Of all this data, the important measurements which the Braggs made use of in the determination of the crystal structure of FeS2 were the 'starred' values for the angular settings (2θ) of the ionization chamber rather than the angular settings (θ) of the crystal face which, they realised, may deviate slightly from that of the reflecting planes.

This starred data (2θ and intensity measurements) is collected together (WLB handwriting) in a sketch-table on p20, as shown in Figure 6.

This data is reproduced as (part of) Table 1 in WLB's paper 'Analysis of Crystals in the X-ray Spectrometer'(16) and also in the book 'X-rays and Crystal Structure'(8) in which the observed and calculated intensities are compared, as shown in Figure 7a.
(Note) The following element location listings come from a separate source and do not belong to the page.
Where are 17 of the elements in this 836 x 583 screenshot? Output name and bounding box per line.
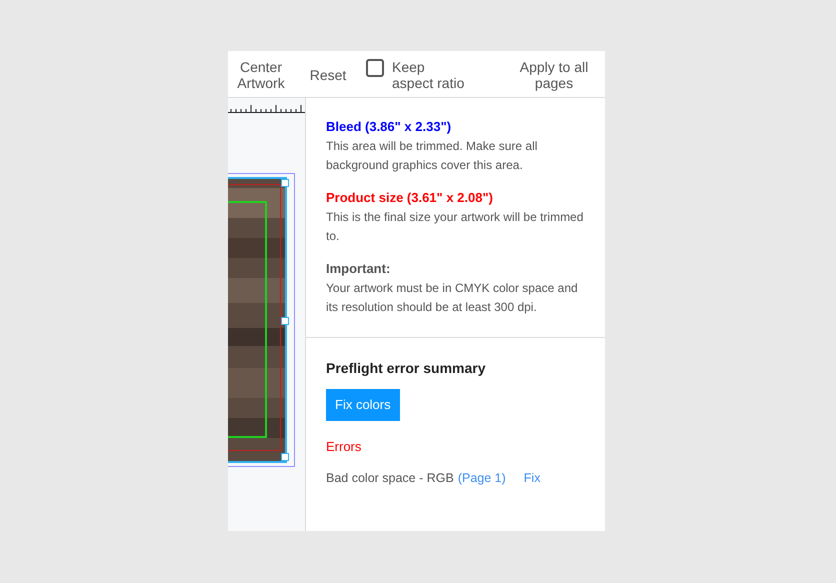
info-title: Important: (326, 260, 392, 277)
checkbox-label: Keep aspect ratio (392, 59, 466, 91)
toolbar-button[interactable]: Center Artwork (228, 51, 294, 91)
checkbox[interactable] (366, 59, 384, 77)
info-title: Product size (3.61" x 2.08") (326, 189, 494, 206)
info-text: Your artwork must be in CMYK color space and its resolution should be at least 300 dpi. (326, 280, 579, 316)
errors-title: Errors (326, 438, 362, 456)
section-title: Preflight error summary (326, 359, 486, 378)
resize-handle[interactable] (281, 317, 289, 325)
info-text: This is the final size your artwork will be trimmed to. (326, 209, 584, 245)
info-title: Bleed (3.86" x 2.33") (326, 118, 452, 135)
resize-handle[interactable] (281, 453, 289, 461)
toolbar-button[interactable]: Apply to all pages (509, 51, 599, 91)
error-text: Bad color space - RGB (326, 470, 454, 487)
info-text: This area will be trimmed. Make sure all background graphics cover this area. (326, 138, 538, 174)
resize-handle[interactable] (281, 179, 289, 187)
toolbar-button[interactable]: Reset (294, 51, 362, 83)
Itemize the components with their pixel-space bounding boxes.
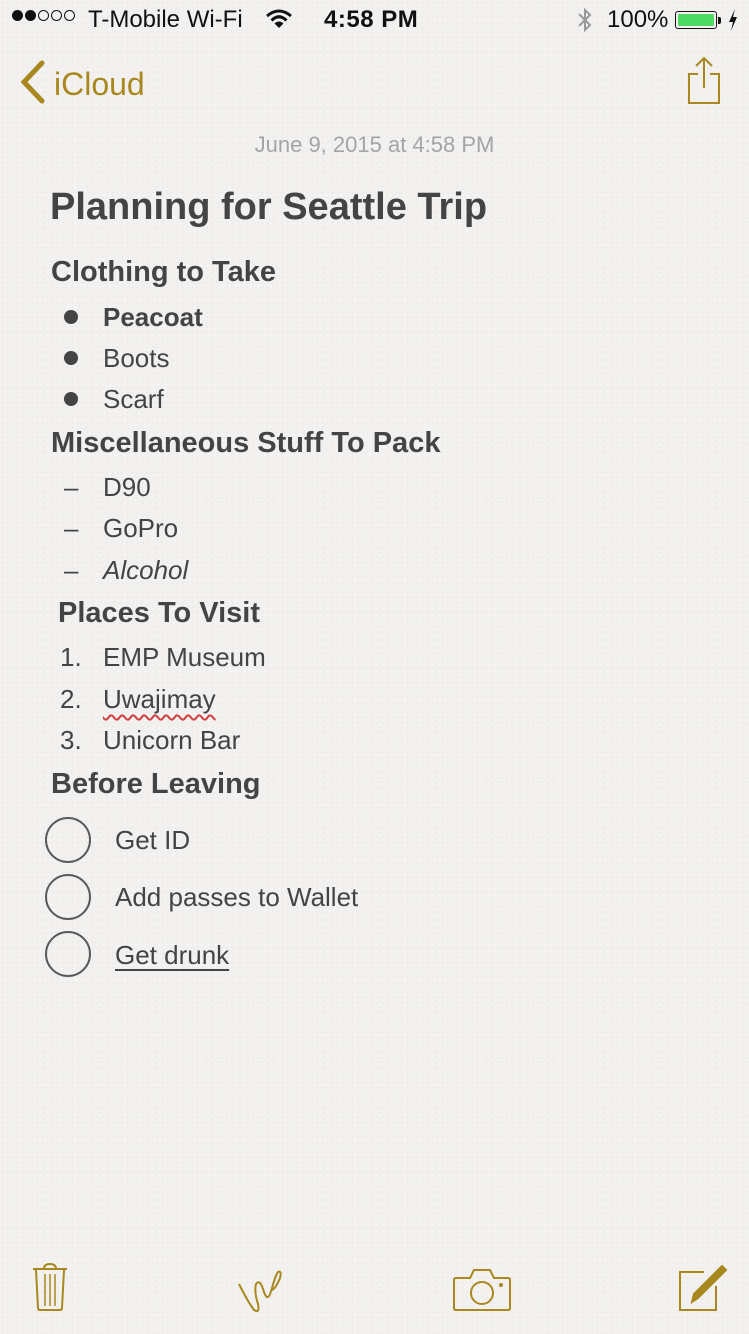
checklist-item[interactable]: Add passes to Wallet	[115, 882, 358, 913]
section-heading[interactable]: Miscellaneous Stuff To Pack	[51, 427, 440, 460]
number-marker: 2.	[60, 684, 82, 714]
share-button[interactable]	[686, 56, 722, 111]
compose-icon	[678, 1264, 728, 1316]
checklist-item[interactable]: Get ID	[115, 825, 190, 856]
list-item[interactable]: GoPro	[103, 513, 178, 544]
camera-icon	[452, 1269, 512, 1316]
list-item[interactable]: Alcohol	[103, 555, 188, 586]
note-title[interactable]: Planning for Seattle Trip	[50, 186, 487, 229]
checklist-checkbox[interactable]	[45, 874, 91, 920]
note-date: June 9, 2015 at 4:58 PM	[254, 132, 495, 157]
battery-fill	[678, 14, 714, 26]
status-bar: T-Mobile Wi-Fi 4:58 PM 100%	[0, 0, 749, 40]
list-item[interactable]: Unicorn Bar	[103, 725, 240, 756]
list-item[interactable]: D90	[103, 472, 151, 503]
dash-marker: –	[64, 513, 79, 543]
signal-strength-icon	[12, 10, 75, 21]
share-icon	[686, 56, 722, 110]
bullet-icon	[64, 310, 78, 324]
list-item[interactable]: Scarf	[103, 384, 164, 415]
bullet-icon	[64, 392, 78, 406]
chevron-left-icon	[18, 60, 46, 109]
bullet-icon	[64, 351, 78, 365]
section-heading[interactable]: Clothing to Take	[51, 256, 276, 289]
section-heading[interactable]: Places To Visit	[58, 597, 260, 630]
checklist-item[interactable]: Get drunk	[115, 940, 229, 971]
battery-tip	[718, 17, 721, 24]
sketch-icon	[236, 1270, 286, 1318]
list-item[interactable]: EMP Museum	[103, 642, 266, 673]
dash-marker: –	[64, 555, 79, 585]
charging-bolt-icon	[727, 8, 739, 39]
dash-marker: –	[64, 472, 79, 502]
sketch-button[interactable]	[236, 1266, 286, 1319]
camera-button[interactable]	[452, 1266, 512, 1317]
list-item-misspelled[interactable]: Uwajimay	[103, 684, 216, 715]
battery-icon	[675, 11, 717, 29]
trash-icon	[30, 1262, 70, 1316]
section-heading[interactable]: Before Leaving	[51, 768, 261, 801]
battery-percent: 100%	[607, 6, 669, 33]
number-marker: 3.	[60, 725, 82, 755]
checklist-checkbox[interactable]	[45, 817, 91, 863]
delete-button[interactable]	[30, 1262, 70, 1317]
checklist-checkbox[interactable]	[45, 931, 91, 977]
bluetooth-icon	[576, 7, 594, 40]
compose-button[interactable]	[678, 1264, 728, 1317]
back-label: iCloud	[54, 66, 145, 102]
wifi-icon	[266, 8, 292, 37]
carrier-name: T-Mobile Wi-Fi	[88, 6, 243, 33]
list-item[interactable]: Peacoat	[103, 302, 203, 333]
list-item[interactable]: Boots	[103, 343, 170, 374]
clock: 4:58 PM	[324, 6, 419, 33]
number-marker: 1.	[60, 642, 82, 672]
back-button[interactable]: iCloud	[18, 60, 145, 109]
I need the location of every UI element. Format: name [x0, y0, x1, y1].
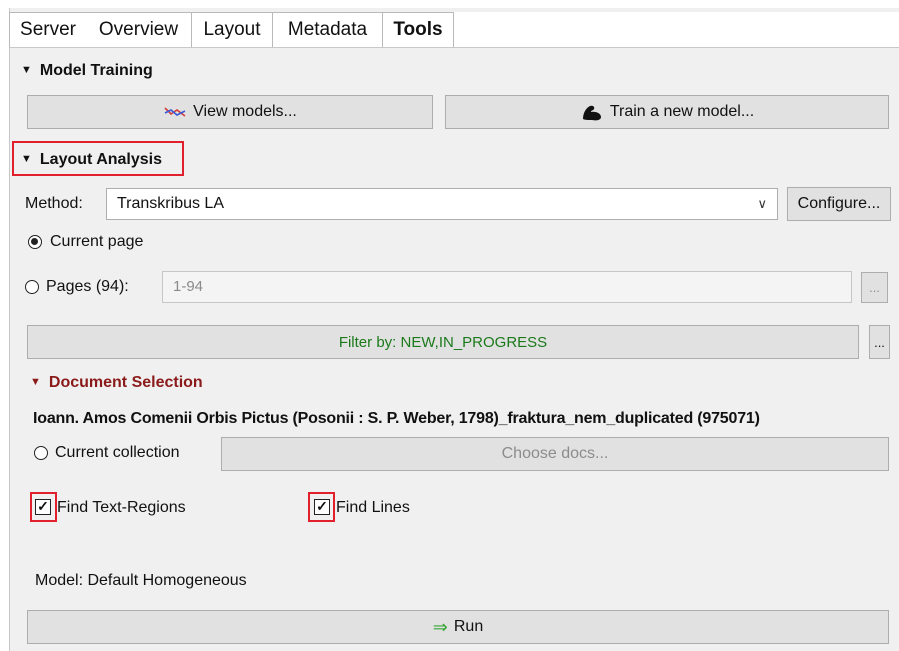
run-label: Run — [453, 618, 484, 635]
find-lines-label: Find Lines — [336, 499, 410, 516]
pages-label: Pages (94): — [46, 278, 129, 295]
model-label: Model: Default Homogeneous — [35, 572, 247, 589]
filter-button[interactable]: Filter by: NEW,IN_PROGRESS — [27, 325, 859, 359]
view-models-label: View models... — [193, 103, 297, 120]
configure-button[interactable]: Configure... — [787, 187, 891, 221]
current-page-label: Current page — [50, 233, 144, 250]
tab-tools[interactable]: Tools — [383, 12, 454, 47]
current-collection-radio[interactable] — [34, 446, 48, 460]
find-text-regions-checkbox[interactable]: ✓ — [35, 499, 51, 515]
expand-caret-icon: ▼ — [21, 64, 32, 76]
tab-server[interactable]: Server — [9, 12, 87, 47]
method-value: Transkribus LA — [117, 195, 224, 212]
filter-more-label: ... — [874, 334, 885, 350]
pages-input[interactable]: 1-94 — [162, 271, 852, 303]
tab-metadata[interactable]: Metadata — [273, 12, 383, 47]
document-selection-title: Document Selection — [48, 374, 203, 391]
train-model-label: Train a new model... — [609, 103, 755, 120]
method-select[interactable]: Transkribus LA ∨ — [106, 188, 778, 220]
pages-more-label: ... — [869, 280, 880, 295]
document-name: Ioann. Amos Comenii Orbis Pictus (Posoni… — [33, 410, 760, 427]
pages-radio[interactable] — [25, 280, 39, 294]
filter-more-button[interactable]: ... — [869, 325, 890, 359]
choose-docs-button[interactable]: Choose docs... — [221, 437, 889, 471]
view-models-button[interactable]: View models... — [27, 95, 433, 129]
current-collection-label: Current collection — [55, 444, 180, 461]
layout-analysis-header[interactable]: ▼ Layout Analysis — [21, 148, 162, 171]
layout-analysis-title: Layout Analysis — [39, 151, 162, 168]
configure-label: Configure... — [797, 195, 881, 212]
expand-caret-icon: ▼ — [30, 376, 41, 388]
find-lines-checkbox[interactable]: ✓ — [314, 499, 330, 515]
model-training-header[interactable]: ▼ Model Training — [21, 59, 153, 82]
graph-icon — [164, 107, 186, 117]
run-button[interactable]: ⇒ Run — [27, 610, 889, 644]
tab-layout[interactable]: Layout — [192, 12, 273, 47]
find-text-regions-label: Find Text-Regions — [57, 499, 186, 516]
choose-docs-label: Choose docs... — [501, 445, 609, 462]
run-arrow-icon: ⇒ — [432, 616, 448, 637]
expand-caret-icon: ▼ — [21, 153, 32, 165]
tab-bar: Server Overview Layout Metadata Tools — [9, 12, 899, 48]
tab-overview[interactable]: Overview — [86, 12, 192, 47]
filter-label: Filter by: NEW,IN_PROGRESS — [338, 333, 548, 351]
train-model-button[interactable]: Train a new model... — [445, 95, 889, 129]
document-selection-header[interactable]: ▼ Document Selection — [30, 371, 203, 394]
pages-more-button[interactable]: ... — [861, 272, 888, 303]
method-label: Method: — [25, 195, 83, 212]
flexed-arm-icon — [582, 105, 601, 121]
chevron-down-icon: ∨ — [757, 196, 767, 211]
model-training-title: Model Training — [39, 62, 153, 79]
current-page-radio[interactable] — [28, 235, 42, 249]
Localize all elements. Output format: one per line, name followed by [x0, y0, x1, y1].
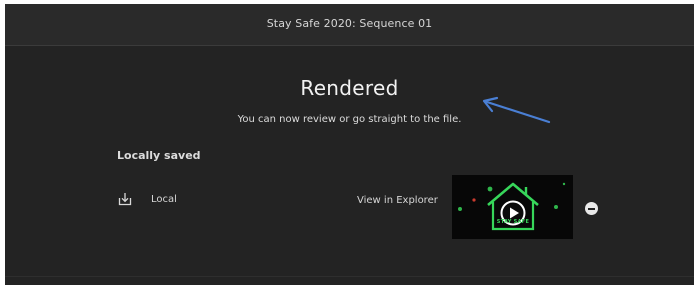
download-icon [118, 193, 132, 206]
divider [5, 276, 694, 277]
saved-location-label: Local [151, 194, 177, 205]
section-label-locally-saved: Locally saved [117, 149, 201, 162]
title-bar: Stay Safe 2020: Sequence 01 [5, 4, 694, 46]
render-dialog: Stay Safe 2020: Sequence 01 Rendered You… [5, 4, 694, 285]
video-thumbnail[interactable]: STAY SAFE [452, 175, 573, 239]
remove-button[interactable] [585, 202, 598, 215]
status-description: You can now review or go straight to the… [237, 114, 462, 125]
status-heading: Rendered [300, 76, 399, 100]
window-title: Stay Safe 2020: Sequence 01 [266, 17, 433, 30]
view-in-explorer-link[interactable]: View in Explorer [357, 195, 438, 206]
thumbnail-caption: STAY SAFE [496, 219, 530, 225]
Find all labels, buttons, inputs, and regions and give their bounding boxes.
In short, here we see, in the notebook records, the full experimental data upon which the Braggs determined the crystal structure of pyrites in the summer of 1913 and which, as WLB recalled long afterwards in, The Development of X-ray Analysis(18), "provided the greatest thrill". This is because, unlike the crystal structures on the halides, diamond, fluorspar (CaF2) and zinc blende, CaF2, the positions of the sulphur atoms were not completely determined by the symmetry elements. Their exact positions were deduced, by the Braggs, from the observed and calculated intensity measurements.

The notebook, it should be stressed, does not include the details of the Braggs' analysis, neither on pyrites nor any of the other crystal structures. It does, however, contain fragmentary notes. For example, on p 23 [with respect to the structure of cuprite, Cu20] WHB records: "in comparing with NaCl we will suppose the Cu atoms are arranged in a face centred cubic lattice. There will be 4 Cu's and 2 O's to each large cube. In the case of NaCl we have put 4 Na's and 4 Cl's in each large cube. Thus we should compare CuO½ to NaCl o..... [indecipherable]".